The subject and predicate devices also have differences in technological characteristics, such as dimensions and active screen size, display dimension, video input signals, backlight devices, resolution, refresh rate, and standards. We do not consider these differences to make the subject devices less safe and effective than the predicate device for their intended use and we do not consider these differences to raise different questions of safety and effectiveness.

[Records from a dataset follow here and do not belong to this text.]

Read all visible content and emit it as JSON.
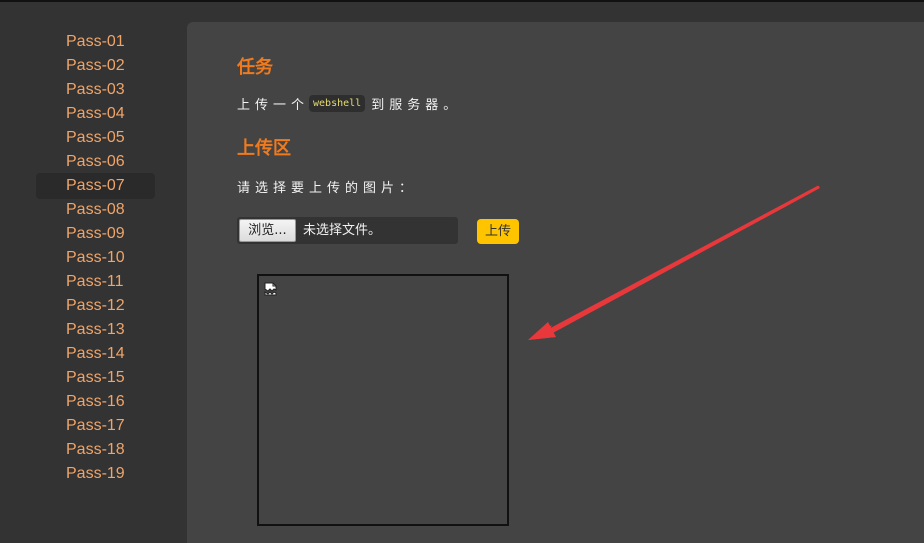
{
  "sidebar": {
    "items": [
      {
        "label": "Pass-01"
      },
      {
        "label": "Pass-02"
      },
      {
        "label": "Pass-03"
      },
      {
        "label": "Pass-04"
      },
      {
        "label": "Pass-05"
      },
      {
        "label": "Pass-06"
      },
      {
        "label": "Pass-07",
        "active": true
      },
      {
        "label": "Pass-08"
      },
      {
        "label": "Pass-09"
      },
      {
        "label": "Pass-10"
      },
      {
        "label": "Pass-11"
      },
      {
        "label": "Pass-12"
      },
      {
        "label": "Pass-13"
      },
      {
        "label": "Pass-14"
      },
      {
        "label": "Pass-15"
      },
      {
        "label": "Pass-16"
      },
      {
        "label": "Pass-17"
      },
      {
        "label": "Pass-18"
      },
      {
        "label": "Pass-19"
      }
    ]
  },
  "task": {
    "heading": "任务",
    "text_before": "上传一个",
    "code": "webshell",
    "text_after": "到服务器。"
  },
  "upload": {
    "heading": "上传区",
    "choose_label": "请选择要上传的图片：",
    "browse_label": "浏览...",
    "no_file_text": "未选择文件。",
    "submit_label": "上传"
  },
  "preview": {
    "icon": "broken-image-icon"
  },
  "annotation": {
    "icon": "red-arrow",
    "color": "#e8383b"
  },
  "colors": {
    "accent": "#f07a1e",
    "sidebar_link": "#f0a468",
    "upload_button": "#ffc400",
    "code_text": "#e6db74"
  }
}
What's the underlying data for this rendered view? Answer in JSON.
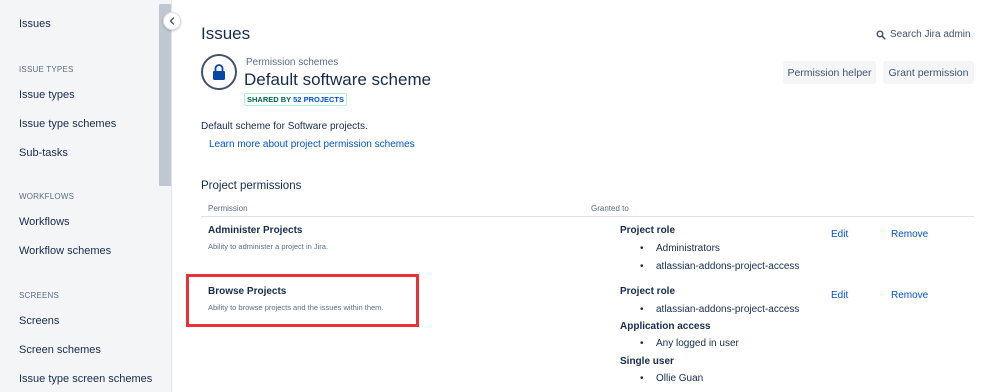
{
  "sidebar": {
    "top_item": "Issues",
    "sections": [
      {
        "heading": "ISSUE TYPES",
        "items": [
          "Issue types",
          "Issue type schemes",
          "Sub-tasks"
        ]
      },
      {
        "heading": "WORKFLOWS",
        "items": [
          "Workflows",
          "Workflow schemes"
        ]
      },
      {
        "heading": "SCREENS",
        "items": [
          "Screens",
          "Screen schemes",
          "Issue type screen schemes"
        ]
      }
    ]
  },
  "header": {
    "title": "Issues",
    "search_label": "Search Jira admin"
  },
  "scheme": {
    "breadcrumb": "Permission schemes",
    "title": "Default software scheme",
    "shared_prefix": "SHARED BY",
    "shared_count": "52 PROJECTS",
    "description": "Default scheme for Software projects.",
    "learn_link": "Learn more about project permission schemes"
  },
  "buttons": {
    "permission_helper": "Permission helper",
    "grant_permission": "Grant permission"
  },
  "permissions": {
    "section_title": "Project permissions",
    "col_permission": "Permission",
    "col_granted": "Granted to",
    "rows": [
      {
        "name": "Administer Projects",
        "description": "Ability to administer a project in Jira.",
        "grant_groups": [
          {
            "type": "Project role",
            "items": [
              "Administrators",
              "atlassian-addons-project-access"
            ]
          }
        ],
        "edit": "Edit",
        "remove": "Remove"
      },
      {
        "name": "Browse Projects",
        "description": "Ability to browse projects and the issues within them.",
        "grant_groups": [
          {
            "type": "Project role",
            "items": [
              "atlassian-addons-project-access"
            ]
          },
          {
            "type": "Application access",
            "items": [
              "Any logged in user"
            ]
          },
          {
            "type": "Single user",
            "items": [
              "Ollie Guan"
            ]
          }
        ],
        "edit": "Edit",
        "remove": "Remove"
      }
    ]
  },
  "colors": {
    "link": "#0052cc",
    "highlight": "#e8313b",
    "sidebar_bg": "#f4f5f7",
    "badge_green": "#006644"
  },
  "icons": {
    "collapse": "chevron-left-icon",
    "search": "search-icon",
    "scheme": "lock-icon"
  }
}
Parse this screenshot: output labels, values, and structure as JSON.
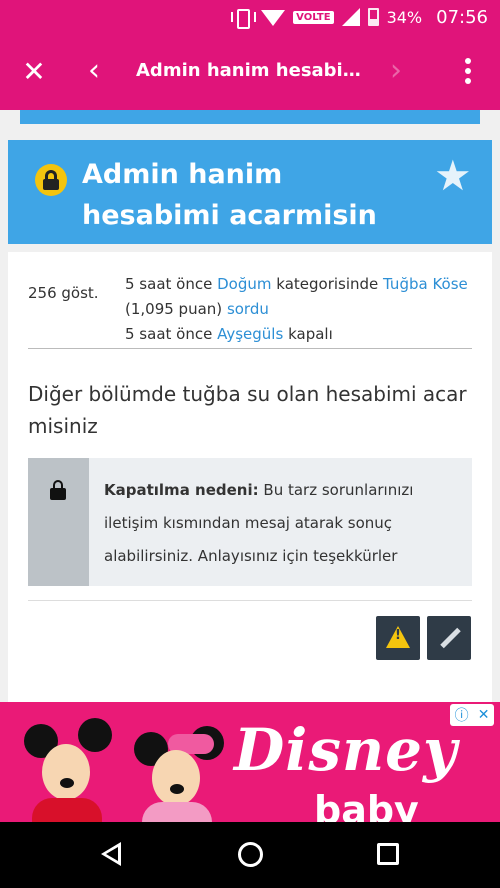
{
  "status_bar": {
    "network": "VOLTE",
    "battery": "34%",
    "time": "07:56"
  },
  "app_bar": {
    "title": "Admin hanim hesabimi a..."
  },
  "question": {
    "title": "Admin hanim hesabimi acarmisin",
    "views": "256 göst.",
    "line1": {
      "time": "5 saat önce",
      "category": "Doğum",
      "category_suffix": "kategorisinde",
      "user": "Tuğba Köse"
    },
    "line2": {
      "points": "(1,095 puan)",
      "action": "sordu"
    },
    "line3": {
      "time": "5 saat önce",
      "user": "Ayşegüls",
      "status": "kapalı"
    },
    "body": "Diğer bölümde tuğba su olan hesabimi acar misiniz",
    "closed_reason": {
      "label": "Kapatılma nedeni:",
      "text": "Bu tarz sorunlarınızı iletişim kısmından mesaj atarak sonuç alabilirsiniz. Anlayısınız için teşekkürler"
    }
  },
  "ad": {
    "brand": "Disney",
    "sub": "baby",
    "info_icon": "ⓘ",
    "close_icon": "✕"
  },
  "colors": {
    "brand": "#e0147a",
    "title_box": "#3fa5e6",
    "link": "#2d8fd5",
    "lock": "#f4c40e"
  }
}
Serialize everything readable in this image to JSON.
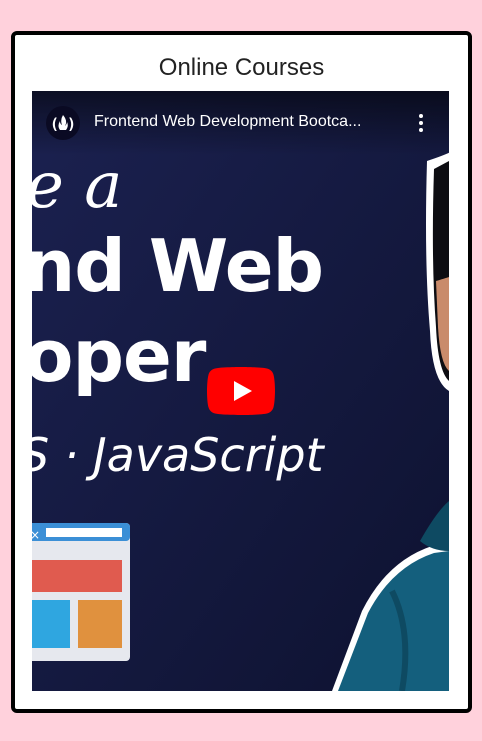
{
  "card": {
    "title": "Online Courses"
  },
  "video": {
    "title": "Frontend Web Development Bootca...",
    "channel_icon": "freecodecamp-logo-icon",
    "menu_icon": "more-vert-icon",
    "play_icon": "youtube-play-icon",
    "thumbnail": {
      "line1": "e a",
      "line2": "nd Web",
      "line3": "oper",
      "line4": "S · JavaScript"
    },
    "colors": {
      "background": "#13193d",
      "play_red": "#ff0000",
      "hoodie": "#145f7d"
    }
  },
  "colors": {
    "page_background": "#ffd1dc",
    "card_border": "#000000"
  }
}
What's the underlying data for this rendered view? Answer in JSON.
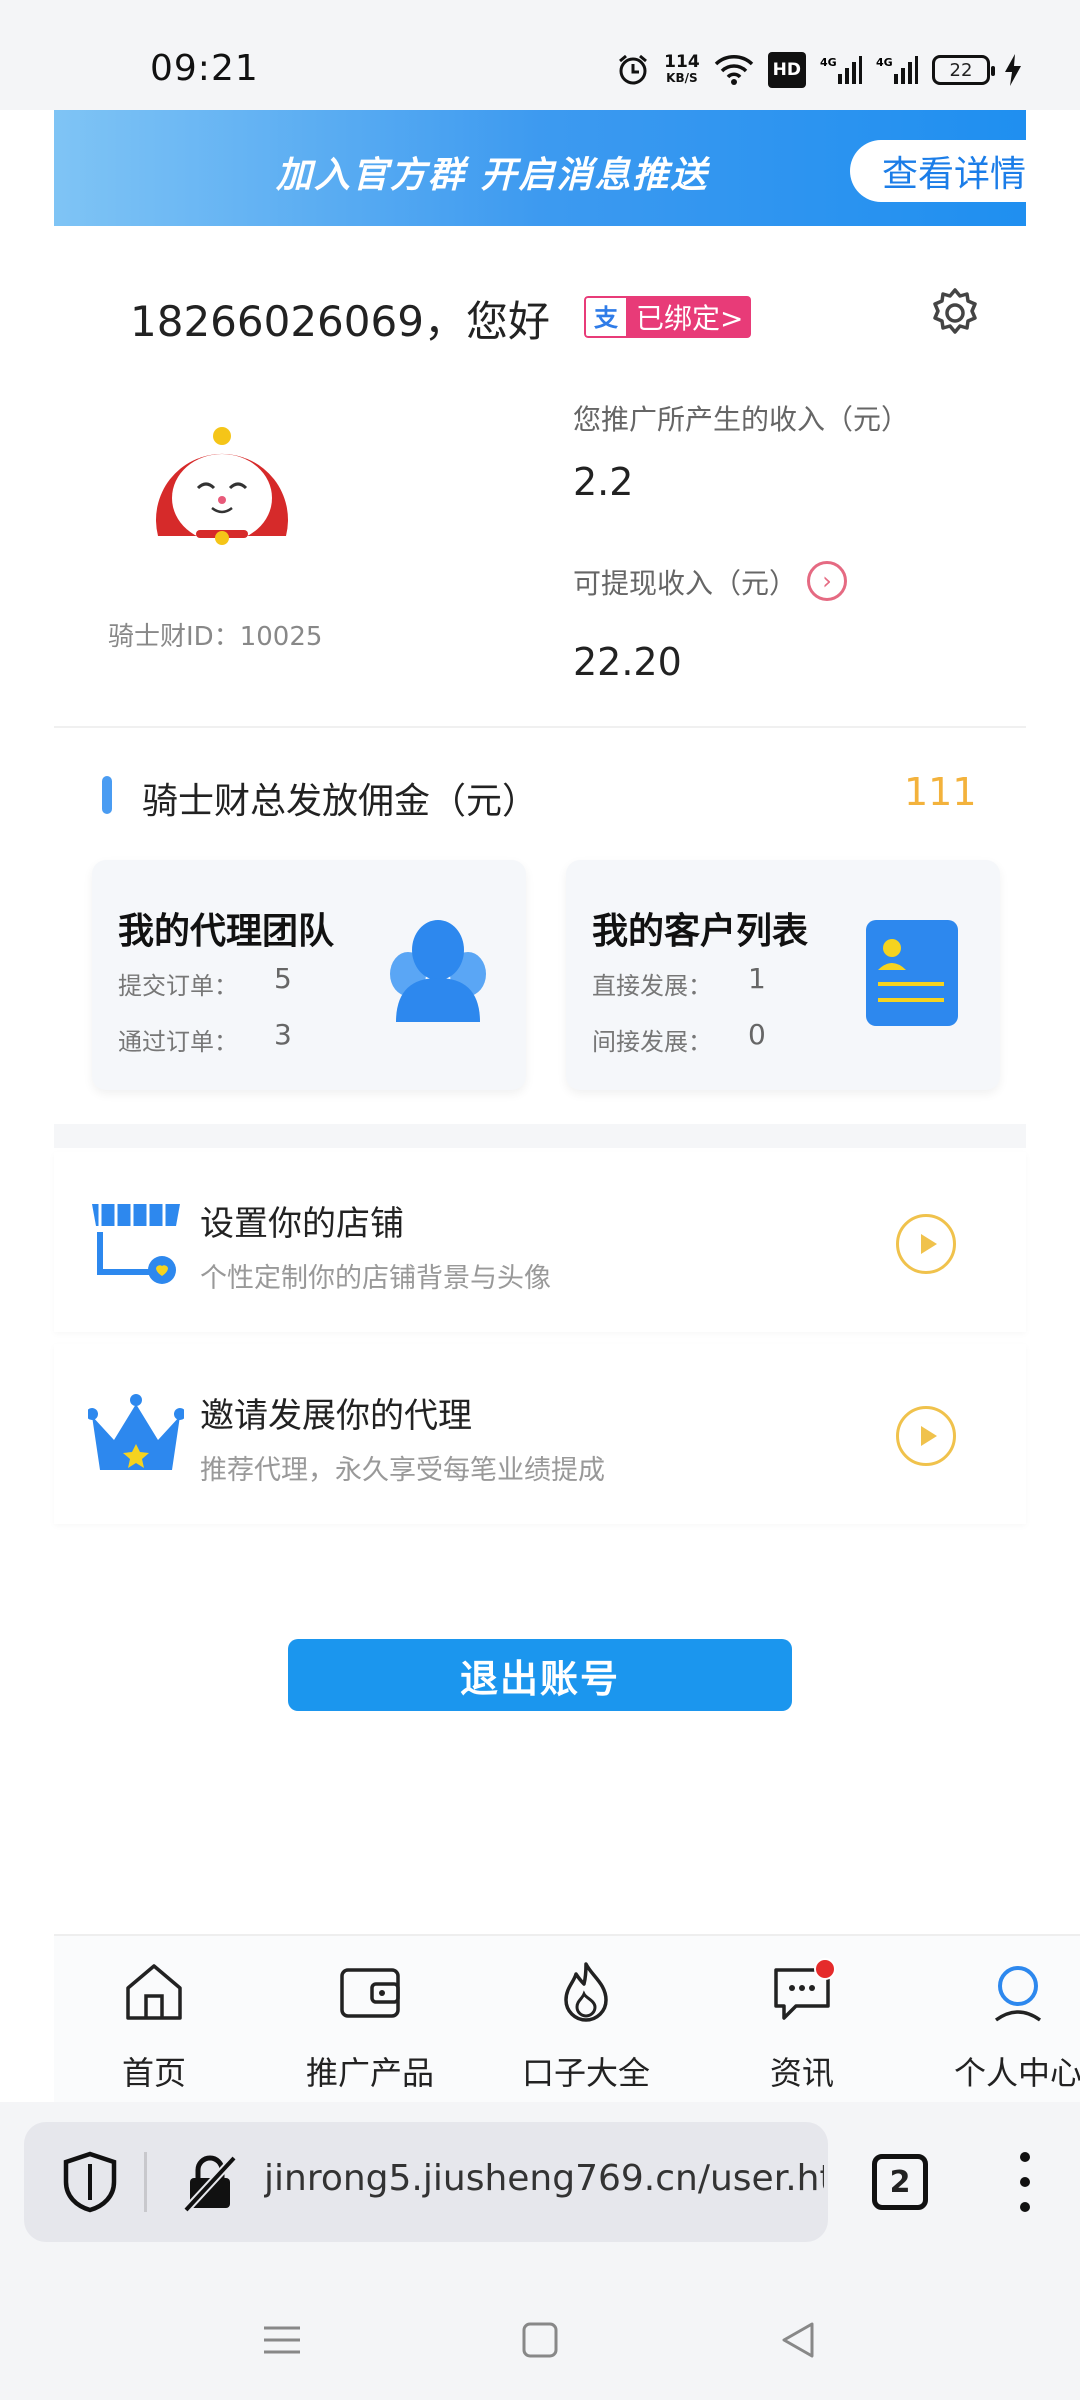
{
  "status_bar": {
    "time": "09:21",
    "net_speed_value": "114",
    "net_speed_unit": "KB/S",
    "hd_label": "HD",
    "battery": "22",
    "icons": [
      "alarm-icon",
      "wifi-icon",
      "signal-4g-icon",
      "signal-4g-icon",
      "battery-icon",
      "charging-icon"
    ]
  },
  "banner": {
    "text": "加入官方群  开启消息推送",
    "button_label": "查看详情"
  },
  "profile": {
    "greeting": "18266026069，您好",
    "bound_label": "已绑定>",
    "user_id": "骑士财ID：10025",
    "promo_income_label": "您推广所产生的收入（元）",
    "promo_income_value": "2.2",
    "withdrawable_label": "可提现收入（元）",
    "withdrawable_value": "22.20",
    "chevron": "›"
  },
  "commission": {
    "label": "骑士财总发放佣金（元）",
    "value": "111"
  },
  "cards": {
    "team": {
      "title": "我的代理团队",
      "row1_key": "提交订单：",
      "row1_value": "5",
      "row2_key": "通过订单：",
      "row2_value": "3"
    },
    "customers": {
      "title": "我的客户列表",
      "row1_key": "直接发展：",
      "row1_value": "1",
      "row2_key": "间接发展：",
      "row2_value": "0"
    }
  },
  "features": {
    "shop": {
      "title": "设置你的店铺",
      "subtitle": "个性定制你的店铺背景与头像"
    },
    "invite": {
      "title": "邀请发展你的代理",
      "subtitle": "推荐代理，永久享受每笔业绩提成"
    }
  },
  "logout_label": "退出账号",
  "bottom_nav": [
    {
      "label": "首页",
      "icon": "home-icon"
    },
    {
      "label": "推广产品",
      "icon": "wallet-icon"
    },
    {
      "label": "口子大全",
      "icon": "flame-icon"
    },
    {
      "label": "资讯",
      "icon": "chat-icon"
    },
    {
      "label": "个人中心",
      "icon": "person-icon"
    }
  ],
  "browser": {
    "url": "jinrong5.jiusheng769.cn/user.ht",
    "tab_count": "2"
  },
  "colors": {
    "accent_blue": "#1b96ee",
    "commission_gold": "#f3b23c",
    "badge_pink": "#e83b78"
  }
}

5.7 Non-Clinical Performance Data
The subject devices demonstrate conformance with the following recognized standards:
- . ANSI/AAMI ES60601-1
- IEC 60601-1-2
- IEC 62304
- . ISO 14971
The subject devices have additionally undergone bench testing as part of required performance verification and validation activities. Results show that the subject device has met pre-defined design and performance acceptance criteria. Results of all non-clinical testing support the safety and effectiveness of the subject devices.
5.8 Clinical Performance Data
No clinical data was collected to support substantial equivalence between the subject and predicate devices.
5.9 Conclusions
Based on the above information and all data provided in this submission, the comparison of intended uses, technological characteristics, and non-clinical performance testing demonstrates that the subject devices are substantially equivalent to the predicate device identified in this submission.